Throughout my research journey, the lack of representation is not the only obstacle I’ve faced. In general, there were a lot of logistical hurdles in the lab. For example, I am not physically able to perform benchwork and require lab assistants. I also have a service dog. When I first came to the NIH, service animals were new territory, so it took some time to figure out how to accommodate my service dog in the lab. An important skill I developed as a researcher with a disability is to advocate for myself. It’s a skill I still need to work on strengthening because it is so essential. For those considering the path of graduate school, know that the field of science needs diversity of perspective and people from all sorts of different backgrounds. Even if you don’t see someone who looks like you in an established research or clinical position, if you are passionate about science and/or medicine, I encourage you to go for it. Your background, interests, and perspective can give you a unique way of thinking about the science, and we need that breadth to successfully problem-solve together. As a future physician-scientist, I hope to not only contribute to innovation in therapeutics development, but I would also like to use my background and experiences to prioritize the needs of the patient community in clinical research in the form of more sensitive outcome measures and standards of care to help enhance their quality of life.
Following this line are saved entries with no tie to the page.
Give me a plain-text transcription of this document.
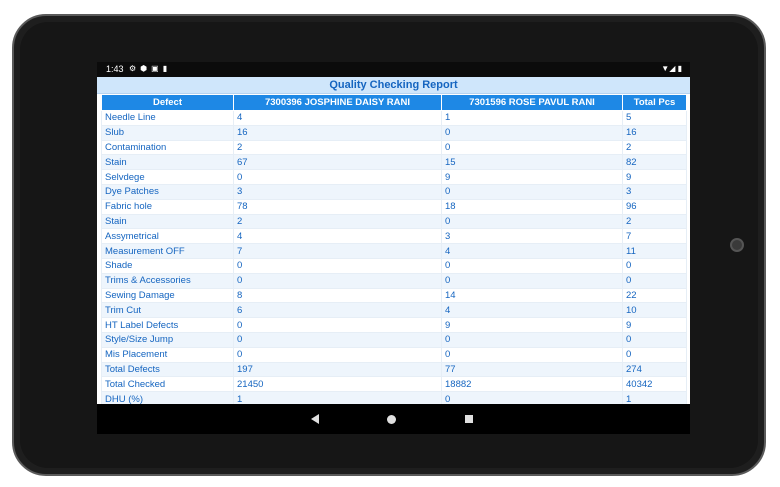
1:43 ⚙⬢▣▮	▼◢ ▮
Quality Checking Report
Defect	7300396 JOSPHINE DAISY RANI	7301596 ROSE PAVUL RANI	Total Pcs
Needle Line	4	1	5
Slub	16	0	16
Contamination	2	0	2
Stain	67	15	82
Selvdege	0	9	9
Dye Patches	3	0	3
Fabric hole	78	18	96
Stain	2	0	2
Assymetrical	4	3	7
Measurement OFF	7	4	11
Shade	0	0	0
Trims & Accessories	0	0	0
Sewing Damage	8	14	22
Trim Cut	6	4	10
HT Label Defects	0	9	9
Style/Size Jump	0	0	0
Mis Placement	0	0	0
Total Defects	197	77	274
Total Checked	21450	18882	40342
DHU (%)	1	0	1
Nucleic acid therapeutics allow sequence-based targeting of genes. They can be used to increase the expression and function of disease genes or to decrease the expression of toxic gene products. One disease amenable to this treatment approach is spinal muscular atrophy (SMA). SMA is a neuromuscular disorder caused by loss of function mutations in the survival motor neuron 1 gene (SMN1). All patients have at least one copy of a paralog, SMN2, but a C-to-T transition in this gene results in exon 7 skipping in most transcripts. As a result, only 10 to 20 percent of SMN2 transcripts encode the fully functional SMN protein. Increasing the total pool of SMN2 transcripts and increasing the translational efficiency of these transcripts are strategies to increase SMN levels. The 5’ untranslated region (5’UTR) of messenger RNAs (mRNAs) regulates the transport, stability, and translational efficiency of transcripts. We identified antisense oligonucleotides targeting the 5’UTR of SMN2 that increase SMN2 mRNA and protein levels in patient cells by stabilizing SMN2 mRNA.
In future research, I plan to continue investigating the use of nucleic acid therapeutics for the treatment of rare diseases.